Welcome to Abu Halen.

If you listen real heard, you can actually hear the good times roll. Or at least limp. Maybe crawl.

Ace

I think I mentioned once last year sometime that I used to be on the dance team one year in high school. For any who may have had the misfortune of ever seeing me dance, this may come as a surprise, but it’s quite true. I believe that when I mentioned having been on the dance team, I made a vague promise to recount the tale; so here I am, getting around to it, about a year later. Mormon standard time.

So, during my junior year of high school this cute girl came up to me and asked if me and Thomas wanted to be on the dance team. Now, we weren’t the smartest kids around, but we knew that the dance team was for girls. Slender girls in spandex. And that's exactly why we said yes. Absolutely, freaking yes with a towering exclamation point and underlined eleven hundred million times.

Here’s where I get around to explaining that we didn’t actually dance on the dance team, as this spectacle would’ve compromised any chance the team may have had to place at state. But the coaches were rolling with an “Ace Ventura Meets James Bond” theme (hey, I’m just saying that was the theme -- I’m not trying to endorse it as decent or even passably rational) and they needed a few human props. We were good with that. We were ready to befriend 50 cute little dancing queens. Well, maybe 44 cute little dancing queens and few more who were still, you know, working things out.

I was selected to play the part of Ace Ventura in the dance because I was kind of funny looking and I had long hair that could be flipped and swooped like Jim Carrey's. I don't really remember what Thomas was supposed to be, but he wore this sparkly gold shirt that looked a little campy. I think maybe he was a disco ball or something.

The dance teamers’ moms put together a pretty sweet outfit for me. One of them sewed a pair of bright yellow pants with stripes like Ace wears in the movie, and another one made a loud blue Hawaiian shirt. Then they bought me one of those white wife-beater tank tops from Fred Meyer’s, but I didn’t really fill it out very well. I think I was 5 foot 10 and something like 130 pounds. In a stiff headwind, it took me forever to walk anywhere. Anyhow, the outfit kicked some tush.

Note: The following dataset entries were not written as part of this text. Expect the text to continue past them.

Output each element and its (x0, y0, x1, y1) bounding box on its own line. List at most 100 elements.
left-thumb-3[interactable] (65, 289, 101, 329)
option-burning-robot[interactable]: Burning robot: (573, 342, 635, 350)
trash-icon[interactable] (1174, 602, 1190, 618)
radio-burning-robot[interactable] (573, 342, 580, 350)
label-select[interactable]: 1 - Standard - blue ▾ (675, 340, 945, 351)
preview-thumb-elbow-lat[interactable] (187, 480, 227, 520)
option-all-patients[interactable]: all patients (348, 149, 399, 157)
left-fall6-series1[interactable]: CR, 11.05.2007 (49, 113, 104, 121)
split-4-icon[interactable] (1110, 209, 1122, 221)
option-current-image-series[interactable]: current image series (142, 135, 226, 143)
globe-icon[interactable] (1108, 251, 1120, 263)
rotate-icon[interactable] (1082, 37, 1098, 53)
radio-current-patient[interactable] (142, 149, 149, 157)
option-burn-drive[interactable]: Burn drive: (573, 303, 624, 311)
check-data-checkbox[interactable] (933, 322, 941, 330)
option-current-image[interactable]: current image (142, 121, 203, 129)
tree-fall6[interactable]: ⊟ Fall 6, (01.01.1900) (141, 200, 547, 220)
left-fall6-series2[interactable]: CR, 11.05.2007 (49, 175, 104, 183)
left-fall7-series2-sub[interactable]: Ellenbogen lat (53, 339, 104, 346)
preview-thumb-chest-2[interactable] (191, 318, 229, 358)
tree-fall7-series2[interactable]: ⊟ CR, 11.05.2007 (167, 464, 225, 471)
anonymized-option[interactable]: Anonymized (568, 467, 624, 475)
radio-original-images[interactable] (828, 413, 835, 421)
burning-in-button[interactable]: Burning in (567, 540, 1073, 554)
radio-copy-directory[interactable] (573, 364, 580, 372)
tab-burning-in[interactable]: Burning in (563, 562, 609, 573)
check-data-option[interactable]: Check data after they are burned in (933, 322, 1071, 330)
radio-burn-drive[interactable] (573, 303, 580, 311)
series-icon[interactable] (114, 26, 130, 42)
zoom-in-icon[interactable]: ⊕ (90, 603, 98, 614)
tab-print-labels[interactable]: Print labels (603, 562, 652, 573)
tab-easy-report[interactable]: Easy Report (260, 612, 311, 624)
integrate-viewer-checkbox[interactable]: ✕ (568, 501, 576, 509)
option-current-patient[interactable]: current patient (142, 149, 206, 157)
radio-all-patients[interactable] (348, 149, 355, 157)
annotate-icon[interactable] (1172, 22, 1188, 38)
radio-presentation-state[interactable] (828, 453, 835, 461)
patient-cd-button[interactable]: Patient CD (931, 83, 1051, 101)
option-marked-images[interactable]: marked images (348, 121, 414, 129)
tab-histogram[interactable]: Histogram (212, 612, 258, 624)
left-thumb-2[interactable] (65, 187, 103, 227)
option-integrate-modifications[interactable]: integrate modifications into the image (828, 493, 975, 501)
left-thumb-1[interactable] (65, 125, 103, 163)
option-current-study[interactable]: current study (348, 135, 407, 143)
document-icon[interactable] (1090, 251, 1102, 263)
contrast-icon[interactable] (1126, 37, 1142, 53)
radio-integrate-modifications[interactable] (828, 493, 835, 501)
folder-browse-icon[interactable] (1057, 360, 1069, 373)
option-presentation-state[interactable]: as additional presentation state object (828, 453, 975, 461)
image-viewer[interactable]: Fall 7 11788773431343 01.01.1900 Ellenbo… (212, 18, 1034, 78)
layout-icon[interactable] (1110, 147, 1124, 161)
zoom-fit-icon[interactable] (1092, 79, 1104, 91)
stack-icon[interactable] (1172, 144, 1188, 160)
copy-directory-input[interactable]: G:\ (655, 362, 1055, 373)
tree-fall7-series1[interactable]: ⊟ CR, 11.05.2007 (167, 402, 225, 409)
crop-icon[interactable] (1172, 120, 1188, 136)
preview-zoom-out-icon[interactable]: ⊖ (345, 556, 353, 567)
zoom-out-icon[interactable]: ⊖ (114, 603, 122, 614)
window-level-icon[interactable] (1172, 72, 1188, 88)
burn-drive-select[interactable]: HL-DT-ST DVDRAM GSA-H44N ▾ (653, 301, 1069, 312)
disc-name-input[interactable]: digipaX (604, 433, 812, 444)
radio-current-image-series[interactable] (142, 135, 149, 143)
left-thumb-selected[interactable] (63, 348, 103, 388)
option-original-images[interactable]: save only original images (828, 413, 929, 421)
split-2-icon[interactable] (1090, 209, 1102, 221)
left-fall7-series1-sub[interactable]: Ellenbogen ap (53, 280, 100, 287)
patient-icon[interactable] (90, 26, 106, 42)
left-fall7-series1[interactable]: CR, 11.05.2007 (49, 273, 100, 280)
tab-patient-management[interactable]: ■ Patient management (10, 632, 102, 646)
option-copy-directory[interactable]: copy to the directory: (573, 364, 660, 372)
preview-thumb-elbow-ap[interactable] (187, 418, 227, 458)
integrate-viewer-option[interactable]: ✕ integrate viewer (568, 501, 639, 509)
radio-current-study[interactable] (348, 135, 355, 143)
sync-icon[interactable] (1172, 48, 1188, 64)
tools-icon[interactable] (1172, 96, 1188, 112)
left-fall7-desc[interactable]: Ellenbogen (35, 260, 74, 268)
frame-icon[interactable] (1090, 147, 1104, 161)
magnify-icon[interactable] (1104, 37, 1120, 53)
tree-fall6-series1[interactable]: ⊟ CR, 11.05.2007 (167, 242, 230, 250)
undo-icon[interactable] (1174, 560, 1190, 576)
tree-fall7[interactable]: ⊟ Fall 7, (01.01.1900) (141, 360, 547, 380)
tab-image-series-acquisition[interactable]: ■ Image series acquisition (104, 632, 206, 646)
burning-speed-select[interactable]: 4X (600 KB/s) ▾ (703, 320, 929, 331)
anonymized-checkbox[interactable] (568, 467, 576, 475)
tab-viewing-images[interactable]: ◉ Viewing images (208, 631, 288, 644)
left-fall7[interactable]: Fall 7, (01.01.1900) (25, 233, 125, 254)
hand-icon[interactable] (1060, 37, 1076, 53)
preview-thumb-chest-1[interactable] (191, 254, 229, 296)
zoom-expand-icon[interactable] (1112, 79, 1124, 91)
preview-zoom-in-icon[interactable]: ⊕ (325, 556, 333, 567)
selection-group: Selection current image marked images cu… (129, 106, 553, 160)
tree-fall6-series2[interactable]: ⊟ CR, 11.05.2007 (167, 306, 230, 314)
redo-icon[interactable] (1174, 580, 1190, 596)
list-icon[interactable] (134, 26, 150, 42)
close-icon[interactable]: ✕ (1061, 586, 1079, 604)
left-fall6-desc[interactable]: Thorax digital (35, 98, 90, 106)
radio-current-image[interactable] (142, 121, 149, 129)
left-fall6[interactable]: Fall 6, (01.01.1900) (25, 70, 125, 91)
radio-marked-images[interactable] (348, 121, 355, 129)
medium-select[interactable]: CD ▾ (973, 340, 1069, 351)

For the actual routine, the coaches taught me a few little moves here and there. At one point I was supposed to come out with a Super Soaker and do one of those running knee slides in front of the kick line. The first time I did it in practice no one really thought about padding, so my slide along the gym floor burned through the fabric of my pants and several layers of skin on my knobby knees. If I hadn't been in a gym with 44 cute chicks and 6 sweet spirits I would've pulled my bleeding knees up to my chin, grabbed my ankles, and sobbed like a Miss America loser. Instead I just sort of grimaced and hobbled away with a reassuring wave while the dance team members retreated to the far end of the gym, wrinkled their noses, and waited for the smell of smoldering flesh to dissipate.

The state competition was the World Cup of the Oregon dance team world. It was held in the Coliseum, where the Portland Trailblazers used to play back in the glory days when they could dribble effectively and when they led the league in statistics like "winning percentage" rather than "felonies committed." Actually, I probably shouldn’t talk smack about the Blazers because I think I read somewhere that they’re in the playoffs this year, which warms a cockle or two within my bosom. But I’m too lazy to retract my Blazer-trashing joke, so deal with it.

My favorite memory of the state competition was the massive room where all the dance teams waited until it was their turn to perform. Remember, only one team at a time could perform, and there were like 30 teams, and each team boasted between one and four dozen sprightly young ladies, so we're looking at about 750 chicks milling about in tight clothing in this huge room. Factor in that there were only about 20 guys spread across all the teams, and probably roughly a fourth of them were, you know, playing for the other team, and you can see that our odds were about as good as they were ever going to get. I mean, if you couldn't get a girl's -- any girl's -- phone number in that setting, it was really time for you to just find an empty casket somewhere, lay in it, and wait for someone to pall bear you to the next life. I mean, that’s like striking out in T-ball. Why go on?

So, you’re probably wondering if I got a phone number -- any phone number -- in that huge room. Hey – mind your own business and shut my casket. The light is hurting my eyes.